Closed chen-rn closed 8 months ago
I don't have a performance benchmark for each model for different phones. But my friend has an iphone 12 mini and I was able to run these models on him. https://huggingface.co/guinmoon/SantaCoder-1B-GGUF/resolve/main/SantaCoder-1B-Q5_K.gguf
https://huggingface.co/guinmoon/Cerebras-1.3B-ggml/resolve/main/Cerebras-1.3B-ggjtv3-q5_1.bin
I'll give those a try and see how fast they run!
Do you have a more performant phone?
~~I'm running the project out-of-the-box on an iPhone 15 Pro, and am seeing 4 seconds per token on the 7B parameter model "yarn-mistral-7b-128k.Q4_K_S" using the default settings.

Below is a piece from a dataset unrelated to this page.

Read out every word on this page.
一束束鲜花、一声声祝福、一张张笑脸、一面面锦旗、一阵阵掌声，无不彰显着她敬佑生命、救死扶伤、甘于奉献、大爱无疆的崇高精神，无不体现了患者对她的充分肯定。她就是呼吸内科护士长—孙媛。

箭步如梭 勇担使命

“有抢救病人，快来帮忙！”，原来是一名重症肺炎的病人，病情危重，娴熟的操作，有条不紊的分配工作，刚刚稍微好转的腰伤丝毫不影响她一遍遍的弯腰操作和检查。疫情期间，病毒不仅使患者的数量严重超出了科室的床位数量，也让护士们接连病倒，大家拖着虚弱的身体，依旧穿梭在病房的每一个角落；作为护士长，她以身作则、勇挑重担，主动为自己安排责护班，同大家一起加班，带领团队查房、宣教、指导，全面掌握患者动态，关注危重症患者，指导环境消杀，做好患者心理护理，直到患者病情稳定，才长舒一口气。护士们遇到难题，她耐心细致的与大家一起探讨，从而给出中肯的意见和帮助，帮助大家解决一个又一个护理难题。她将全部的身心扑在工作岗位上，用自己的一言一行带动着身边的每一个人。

This is probably not fast enough to be practical, but perhaps there are some tuning options that could help. A smaller model would of course be faster, or different quantization.~~
(see correction in reply)
Another point of reference on the iPhone 15 Pro using "SantaCoder-1B-Q5_K" generated the following code snippet in 7.2 seconds:
#include <vector> // vector is a collection of generic types
class AFactory<T> : public Factory<A<T>> {
protected:
// the constructor, takes no arguments
AFactory() : super() {}
public:
// return a new object instance based on this factory
virtual ~> A<T> newInst() const; // this is the only difference from the parent
// create a new child class instance. This should be equivalent to:
// protected virtual ~> C<T> newChildClass(A<T>) const { return new C<T>(this, arg);const
}
*/
public class AFactory{
/// The factory instance used in the creation of this object.
private static AFactory<String> factory;
public static synchronized AFactory<String> getFactory()
throws InstantiationException, IllegalAccessException {
if (factory == null)
factory = new AFactory();
return factory;
}
}
I would call this very good performance, and could be quite useful.
I'm running the project out-of-the-box on an iPhone 15 Pro, and am seeing 4 seconds per token on the 7B parameter model "yarn-mistral-7b-128k.Q4_K_S" using the default settings.
This is probably not fast enough to be practical, but perhaps there are some tuning options that could help. A smaller model would of course be faster, or different quantization.
I ran the same test again at a later time, and I saw a complete reversal of performance. Token generation was more like eight tokens per second. This is much better than the first test, and I'm not sure why the performance difference. It's possible that there was some memory contention originally. It might be worth playing around with the Mlock settings. What it does show is that good performance from a 7B model can still be had on mobile.
Oh whoa! Those are pretty good numbers. Is there a model that comes to mind when it comes to having a great performance/speed ratio?
Oh whoa! Those are pretty good numbers. Is there a model that comes to mind when it comes to having a great performance/speed ratio?
I think for iphone pro models it's orca 3B or Marx-3B-V2
~~I'm running the project out-of-the-box on an iPhone 15 Pro, and am seeing 4 seconds per token on the 7B parameter model "yarn-mistral-7b-128k.Q4_K_S" using the default settings.
This is probably not fast enough to be practical, but perhaps there are some tuning options that could help. A smaller model would of course be faster, or different quantization.~~
(see correction in reply)
7B Models larger than q3_K_M use extended memory and are extremely slow on iphones.
Oh whoa! Those are pretty good numbers. Is there a model that comes to mind when it comes to having a great performance/speed ratio?
I think for iphone pro models it's orca 3B or Marx-3B-V2
And for anyone seeing the this now, support was added for the newer Stability 3b models. The Rocket 3b seems very good. I also tried the Zephyr tuned one recently released from Stability and work well too, but no system prompt and has a lot of extraneous lm_end type tokens in the responses.
The Llama.cpp project has now published performance numbers for Apple A series:
Hey, first of all, great repo! ESP the TestFlight part so that we can test it without having to download the dev env. Ie. I downloaded the app and had Llama2 7B running in a minute! Kudos 👏
My daily driver is quite weak(iPhone 12 mini), so the inference speed is something like 5-10 seconds per word.
I'm curious if you have a performance benchmark for each models for the different phones. Could be as simple as a video demonstration.
That would greatly help developers/designers build an intuition as to what products would be feasible at the moment!